Sin dudas, la cuarentena orquestada por el presidente Alberto Fernández y diseñada por su grupo de infectólogos militantes (médicos que dejaron los principios deontológicos de lado y accedieron a adaptar la ciencia a las necesidades de la política partidaria) está prácticamente agotada a los ojos de gran parte de la opinión pública.

Este grotesco experimento social, que se desarrolló de forma simultánea en casi todos los países del globo, nos dejó -entre otras cuestiones- una economía destruida, 90 mil empresas quebradas, 4 millones de nuevos desempleados, cientos de miles de alumnos a los que no se les pudo garantizar el derecho a la educación, importantes olas de suicidios de las que nadie habla y un atentado contra la salud mental de hombres y mujeres que no tiene antecedentes en la historia moderna.

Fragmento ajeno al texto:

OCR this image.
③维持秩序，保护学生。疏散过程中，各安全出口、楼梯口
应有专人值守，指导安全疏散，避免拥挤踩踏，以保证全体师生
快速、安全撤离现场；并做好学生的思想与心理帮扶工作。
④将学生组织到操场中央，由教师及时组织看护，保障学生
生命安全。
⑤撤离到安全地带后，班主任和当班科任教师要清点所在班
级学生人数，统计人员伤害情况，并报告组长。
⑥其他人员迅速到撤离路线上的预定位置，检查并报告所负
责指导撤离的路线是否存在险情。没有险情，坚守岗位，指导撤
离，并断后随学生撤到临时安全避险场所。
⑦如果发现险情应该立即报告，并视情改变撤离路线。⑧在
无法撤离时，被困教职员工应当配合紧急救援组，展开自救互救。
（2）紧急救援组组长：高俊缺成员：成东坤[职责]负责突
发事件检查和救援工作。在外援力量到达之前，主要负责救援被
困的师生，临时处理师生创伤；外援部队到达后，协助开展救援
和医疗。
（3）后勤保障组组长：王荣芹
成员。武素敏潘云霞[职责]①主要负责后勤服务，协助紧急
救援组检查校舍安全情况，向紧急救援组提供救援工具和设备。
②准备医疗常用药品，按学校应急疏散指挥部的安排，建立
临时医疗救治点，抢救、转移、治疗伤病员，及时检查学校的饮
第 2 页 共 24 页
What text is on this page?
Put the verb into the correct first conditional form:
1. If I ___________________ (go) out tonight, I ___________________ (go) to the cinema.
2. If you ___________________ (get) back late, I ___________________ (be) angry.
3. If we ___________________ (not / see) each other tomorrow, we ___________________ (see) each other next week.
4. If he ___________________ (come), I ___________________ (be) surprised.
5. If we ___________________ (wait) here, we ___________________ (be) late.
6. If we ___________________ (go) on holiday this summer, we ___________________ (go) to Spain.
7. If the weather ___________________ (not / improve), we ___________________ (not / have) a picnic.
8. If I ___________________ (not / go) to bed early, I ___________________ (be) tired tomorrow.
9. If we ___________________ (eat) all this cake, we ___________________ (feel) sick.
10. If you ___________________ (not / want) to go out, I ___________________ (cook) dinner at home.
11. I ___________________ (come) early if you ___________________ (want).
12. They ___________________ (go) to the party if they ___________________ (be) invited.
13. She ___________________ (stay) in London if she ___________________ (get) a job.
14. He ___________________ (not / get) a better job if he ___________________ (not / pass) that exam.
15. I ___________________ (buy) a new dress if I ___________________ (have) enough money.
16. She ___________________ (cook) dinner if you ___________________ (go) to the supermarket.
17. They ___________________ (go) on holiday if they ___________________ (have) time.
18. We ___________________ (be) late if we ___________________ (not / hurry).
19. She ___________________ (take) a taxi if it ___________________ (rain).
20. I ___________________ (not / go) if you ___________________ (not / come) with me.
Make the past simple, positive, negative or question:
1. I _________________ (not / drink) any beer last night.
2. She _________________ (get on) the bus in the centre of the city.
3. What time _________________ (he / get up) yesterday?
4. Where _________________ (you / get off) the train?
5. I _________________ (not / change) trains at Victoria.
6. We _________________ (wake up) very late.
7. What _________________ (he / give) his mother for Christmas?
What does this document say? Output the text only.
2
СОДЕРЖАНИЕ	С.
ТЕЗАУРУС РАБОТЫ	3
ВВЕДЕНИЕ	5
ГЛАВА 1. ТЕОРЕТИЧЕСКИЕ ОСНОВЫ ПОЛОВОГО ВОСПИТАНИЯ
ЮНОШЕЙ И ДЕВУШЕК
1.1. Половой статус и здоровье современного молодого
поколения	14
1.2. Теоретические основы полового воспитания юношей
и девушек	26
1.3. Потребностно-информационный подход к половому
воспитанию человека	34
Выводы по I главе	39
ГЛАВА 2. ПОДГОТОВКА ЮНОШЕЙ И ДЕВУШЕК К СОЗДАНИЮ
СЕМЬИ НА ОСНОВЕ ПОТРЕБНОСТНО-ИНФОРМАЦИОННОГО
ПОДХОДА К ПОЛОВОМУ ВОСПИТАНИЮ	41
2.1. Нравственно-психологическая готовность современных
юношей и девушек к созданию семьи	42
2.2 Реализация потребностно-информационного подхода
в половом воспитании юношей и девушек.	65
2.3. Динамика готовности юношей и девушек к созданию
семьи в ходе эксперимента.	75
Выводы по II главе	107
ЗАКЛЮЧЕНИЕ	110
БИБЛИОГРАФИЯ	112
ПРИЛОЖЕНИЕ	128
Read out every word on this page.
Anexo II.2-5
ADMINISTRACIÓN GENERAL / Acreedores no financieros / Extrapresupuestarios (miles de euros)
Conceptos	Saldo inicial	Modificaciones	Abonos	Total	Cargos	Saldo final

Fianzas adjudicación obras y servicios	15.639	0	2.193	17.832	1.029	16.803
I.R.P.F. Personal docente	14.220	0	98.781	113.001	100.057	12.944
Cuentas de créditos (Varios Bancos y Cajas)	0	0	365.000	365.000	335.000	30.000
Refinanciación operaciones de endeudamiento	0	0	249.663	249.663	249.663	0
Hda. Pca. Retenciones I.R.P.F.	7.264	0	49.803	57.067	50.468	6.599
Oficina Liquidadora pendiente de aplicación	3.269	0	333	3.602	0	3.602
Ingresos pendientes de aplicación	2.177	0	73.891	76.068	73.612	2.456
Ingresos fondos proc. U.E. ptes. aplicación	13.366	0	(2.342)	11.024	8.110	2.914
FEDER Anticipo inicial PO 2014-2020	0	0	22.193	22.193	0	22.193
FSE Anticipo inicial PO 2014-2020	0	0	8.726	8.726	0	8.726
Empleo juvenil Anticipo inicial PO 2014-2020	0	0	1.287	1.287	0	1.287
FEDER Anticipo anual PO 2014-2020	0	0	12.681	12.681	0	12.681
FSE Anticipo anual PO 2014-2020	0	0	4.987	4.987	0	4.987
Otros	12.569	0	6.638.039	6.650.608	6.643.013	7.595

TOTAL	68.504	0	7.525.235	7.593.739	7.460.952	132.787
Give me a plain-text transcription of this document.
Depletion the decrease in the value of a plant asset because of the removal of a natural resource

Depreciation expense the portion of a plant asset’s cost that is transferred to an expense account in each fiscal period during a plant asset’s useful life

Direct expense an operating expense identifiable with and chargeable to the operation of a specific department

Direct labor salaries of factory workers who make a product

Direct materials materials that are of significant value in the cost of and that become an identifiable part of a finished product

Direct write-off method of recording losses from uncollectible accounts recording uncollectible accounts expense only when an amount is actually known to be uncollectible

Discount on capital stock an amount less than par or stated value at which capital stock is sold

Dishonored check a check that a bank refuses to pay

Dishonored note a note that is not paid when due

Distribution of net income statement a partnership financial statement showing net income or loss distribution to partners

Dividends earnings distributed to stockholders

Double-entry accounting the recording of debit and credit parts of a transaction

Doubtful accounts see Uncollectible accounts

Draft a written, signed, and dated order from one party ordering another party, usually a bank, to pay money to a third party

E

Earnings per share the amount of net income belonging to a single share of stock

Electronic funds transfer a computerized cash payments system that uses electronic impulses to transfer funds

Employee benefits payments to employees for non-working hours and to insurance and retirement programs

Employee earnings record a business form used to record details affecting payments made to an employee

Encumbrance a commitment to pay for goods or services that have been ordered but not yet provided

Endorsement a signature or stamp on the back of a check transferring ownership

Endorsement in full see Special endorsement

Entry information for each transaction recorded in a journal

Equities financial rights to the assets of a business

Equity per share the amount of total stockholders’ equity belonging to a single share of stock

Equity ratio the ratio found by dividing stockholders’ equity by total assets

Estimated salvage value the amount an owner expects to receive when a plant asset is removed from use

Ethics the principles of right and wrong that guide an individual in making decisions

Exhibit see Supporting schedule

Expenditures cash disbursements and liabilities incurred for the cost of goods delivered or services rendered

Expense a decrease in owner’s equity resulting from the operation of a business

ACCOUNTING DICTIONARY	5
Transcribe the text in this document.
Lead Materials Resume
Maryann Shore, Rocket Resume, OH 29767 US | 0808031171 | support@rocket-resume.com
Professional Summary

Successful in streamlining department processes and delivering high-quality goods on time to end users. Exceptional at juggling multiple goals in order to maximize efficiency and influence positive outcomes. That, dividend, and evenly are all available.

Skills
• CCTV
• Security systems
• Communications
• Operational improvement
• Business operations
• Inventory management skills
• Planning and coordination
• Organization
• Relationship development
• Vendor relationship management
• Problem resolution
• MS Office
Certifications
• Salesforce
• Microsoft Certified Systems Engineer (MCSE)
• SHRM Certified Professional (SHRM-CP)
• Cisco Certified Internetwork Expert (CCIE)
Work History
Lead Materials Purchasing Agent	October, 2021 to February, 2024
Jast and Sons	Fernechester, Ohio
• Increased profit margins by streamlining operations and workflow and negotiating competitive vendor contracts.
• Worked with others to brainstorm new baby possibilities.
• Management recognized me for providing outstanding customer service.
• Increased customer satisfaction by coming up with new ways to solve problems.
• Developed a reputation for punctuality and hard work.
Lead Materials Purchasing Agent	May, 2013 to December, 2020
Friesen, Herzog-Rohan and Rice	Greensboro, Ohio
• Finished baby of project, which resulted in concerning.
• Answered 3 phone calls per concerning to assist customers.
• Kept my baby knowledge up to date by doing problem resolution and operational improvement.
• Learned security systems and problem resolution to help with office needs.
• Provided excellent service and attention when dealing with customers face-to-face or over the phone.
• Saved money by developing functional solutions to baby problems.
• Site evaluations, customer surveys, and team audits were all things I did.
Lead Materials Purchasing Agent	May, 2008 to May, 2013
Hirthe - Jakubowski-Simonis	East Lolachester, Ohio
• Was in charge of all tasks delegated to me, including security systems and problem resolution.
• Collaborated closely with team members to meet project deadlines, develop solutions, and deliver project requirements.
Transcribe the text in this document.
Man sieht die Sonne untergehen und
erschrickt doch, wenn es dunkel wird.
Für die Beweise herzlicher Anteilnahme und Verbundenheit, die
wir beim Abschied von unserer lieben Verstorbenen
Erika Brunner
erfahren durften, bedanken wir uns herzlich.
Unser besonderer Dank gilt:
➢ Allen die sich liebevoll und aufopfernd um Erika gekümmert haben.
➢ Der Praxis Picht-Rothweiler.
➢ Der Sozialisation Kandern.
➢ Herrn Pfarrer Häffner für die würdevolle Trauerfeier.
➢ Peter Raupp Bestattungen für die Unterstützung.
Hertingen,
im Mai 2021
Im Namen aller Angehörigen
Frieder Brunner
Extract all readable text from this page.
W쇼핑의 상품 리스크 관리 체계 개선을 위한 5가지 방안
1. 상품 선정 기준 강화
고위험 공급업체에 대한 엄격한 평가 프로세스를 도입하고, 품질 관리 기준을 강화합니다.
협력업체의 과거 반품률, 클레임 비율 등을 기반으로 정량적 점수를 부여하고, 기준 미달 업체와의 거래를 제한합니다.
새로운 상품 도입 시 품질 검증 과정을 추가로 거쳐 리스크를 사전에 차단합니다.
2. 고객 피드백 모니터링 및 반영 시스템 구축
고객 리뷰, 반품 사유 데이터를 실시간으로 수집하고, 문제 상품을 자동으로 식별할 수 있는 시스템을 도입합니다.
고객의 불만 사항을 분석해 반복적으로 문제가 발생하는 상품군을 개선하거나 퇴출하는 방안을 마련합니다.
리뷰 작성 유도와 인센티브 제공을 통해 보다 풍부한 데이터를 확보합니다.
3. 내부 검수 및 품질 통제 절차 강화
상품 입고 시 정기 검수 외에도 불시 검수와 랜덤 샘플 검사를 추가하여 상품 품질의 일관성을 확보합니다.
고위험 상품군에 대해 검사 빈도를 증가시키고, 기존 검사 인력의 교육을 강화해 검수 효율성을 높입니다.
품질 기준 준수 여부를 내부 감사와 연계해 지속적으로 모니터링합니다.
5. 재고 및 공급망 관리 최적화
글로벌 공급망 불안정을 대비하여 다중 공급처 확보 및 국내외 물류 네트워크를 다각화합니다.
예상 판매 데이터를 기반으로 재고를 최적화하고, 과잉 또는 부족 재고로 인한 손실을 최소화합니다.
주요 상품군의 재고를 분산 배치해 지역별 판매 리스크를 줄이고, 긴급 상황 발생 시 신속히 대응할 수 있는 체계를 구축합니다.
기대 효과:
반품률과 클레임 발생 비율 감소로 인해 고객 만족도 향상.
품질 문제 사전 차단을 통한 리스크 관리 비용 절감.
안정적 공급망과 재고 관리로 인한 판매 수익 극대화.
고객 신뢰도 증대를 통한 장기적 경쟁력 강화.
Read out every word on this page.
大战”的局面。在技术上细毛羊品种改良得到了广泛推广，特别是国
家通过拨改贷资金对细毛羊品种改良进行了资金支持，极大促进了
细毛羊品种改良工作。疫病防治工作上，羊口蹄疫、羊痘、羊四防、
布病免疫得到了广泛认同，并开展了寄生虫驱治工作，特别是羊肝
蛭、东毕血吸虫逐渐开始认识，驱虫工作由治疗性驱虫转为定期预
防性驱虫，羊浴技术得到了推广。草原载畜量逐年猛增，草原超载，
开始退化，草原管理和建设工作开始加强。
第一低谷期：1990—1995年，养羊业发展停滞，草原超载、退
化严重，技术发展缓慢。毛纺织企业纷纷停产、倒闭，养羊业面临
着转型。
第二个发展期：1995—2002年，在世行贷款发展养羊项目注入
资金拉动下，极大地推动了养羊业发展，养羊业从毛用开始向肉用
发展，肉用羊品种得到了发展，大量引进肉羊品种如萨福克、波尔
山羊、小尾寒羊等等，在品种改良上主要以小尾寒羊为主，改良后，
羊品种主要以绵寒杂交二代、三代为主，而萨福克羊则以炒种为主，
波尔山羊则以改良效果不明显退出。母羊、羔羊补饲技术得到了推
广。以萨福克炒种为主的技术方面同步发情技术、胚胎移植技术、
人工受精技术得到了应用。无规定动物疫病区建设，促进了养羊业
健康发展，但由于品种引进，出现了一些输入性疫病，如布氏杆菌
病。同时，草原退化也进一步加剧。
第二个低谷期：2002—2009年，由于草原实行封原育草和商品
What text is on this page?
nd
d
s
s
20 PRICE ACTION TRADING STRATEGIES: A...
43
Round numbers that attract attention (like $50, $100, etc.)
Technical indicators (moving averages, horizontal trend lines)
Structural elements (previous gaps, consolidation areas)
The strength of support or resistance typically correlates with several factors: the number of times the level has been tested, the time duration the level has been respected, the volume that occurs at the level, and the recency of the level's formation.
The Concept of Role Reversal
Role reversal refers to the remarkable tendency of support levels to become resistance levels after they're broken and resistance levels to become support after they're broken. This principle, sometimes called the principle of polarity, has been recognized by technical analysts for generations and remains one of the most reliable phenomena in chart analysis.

El supuesto segundo brote del virus chino, que comenzó a ser advertido desde hace algunas semanas por los representantes de la infectadura oficial, nos encuentra (a nosotros) en plena temporada de verano. La costa atlántica -destino turístico favorito por antonomasia- fue invadida por una infinidad de grupos de jóvenes que entienden que tienen el derecho de comenzar a recuperar parte del tiempo perdido y que no están dispuestos a cumplir los ridículos protocolos impuestos por los miembros de la tiranía sanitaria.

Por su parte, los medios de comunicación tradicionales optaron ser los garantes y comisarios del cumplimiento de estos preceptos irrisorios que no solo atentan contra nuestros derechos individuales contemplados en la Constitución Nacional, sino que arremeten contra nuestra libertad individual, nuestra dignidad y nuestro honor. Al parecer, infundir miedo a través de la difusión del conteo de infectados y muertos diarios, al igual que mostrar imágenes de hospitales saturados y entrevistas a médicos militantes, no fue suficiente para contentar a los promotores del encierro y el control social.

Periodistas, conductores, panelistas y movileros -que no se vieron perjudicados laboralmente, ya que su actividad fue considerada esencial durante el periodo de encierro- asumieron el rol de “fiscales de la cuarentena”, escrachando y cuestionando a todo adolescente dispuesto a ejercer su libertad y su derecho a aglomerarse en las distintas playas de la costa argentina. Más de un periodista fue ridiculizado por la perspicacia de algún joven turista instruido que defendió su derecho a divertirse.

En este marco, nadie iba a ser tan inocente como para pensar que estos mismos chicos que fueron obligados a cumplir restricciones absurdas que no sirvieron para nada iban a volver sus hoteles o residencias para descansar después de un día de playa. Sin dudas, ante la falta de boliches y fiestas legales, iban a florecer tantas fiestas clandestinas que ninguna fuerza de seguridad iba a poder dar abasto.

Con la apertura de la temporada de verano, aparecieron las fiestas clandestinas en cada lugar donde había un grupo de jóvenes con ganas de festejar. El estado presente, ya conocido por el fracaso de sus políticas sanitarias, encontró en este segmento el chivo expiatorio perfecto para explicar un aumento en el número de casos que ya están dando paso a la llamada segunda ola. Por lo visto, el paquete de publicidades que tienden de demonizar al ciudadano que cuestiona los protocolos del estado ya no convencen ni a propios ni a extraños.

Tampoco se puede seguir creyendo en el comunicador mediocre que no puede evitar eyacular al aire cada vez que habla de la importancia del barbijo, del uso del alcohol en gel y del distanciamiento social.

El periodismo seguirá transmitiendo -en vivo y en directo- esta nueva revolución sin sangre que dará lugar a la caída de la dictadura sanitaria impuesta por el presidente Alberto Fernández en marzo del año pasado. Aquí, miles de jóvenes de todas partes del país burlarán los protocolos y medidas preventivas impuestas por infectólogos insulsos que ya no saben qué hacer con sus dos minutos de fama y que ya son víctimas de una condena social muy fuerte.

La revolución se dará de forma espontánea en las playas, bares y discotecas donde no rija el uso del barbijo y donde todos bailen apretados y compartiendo vasos. Todo esto, ante la mirada impotente de un “estado presente” que deberá entender -por las buenas o por las malas- que la libertad de los ciudadanos no puede estar por arriba de un (falso) problema de salud pública.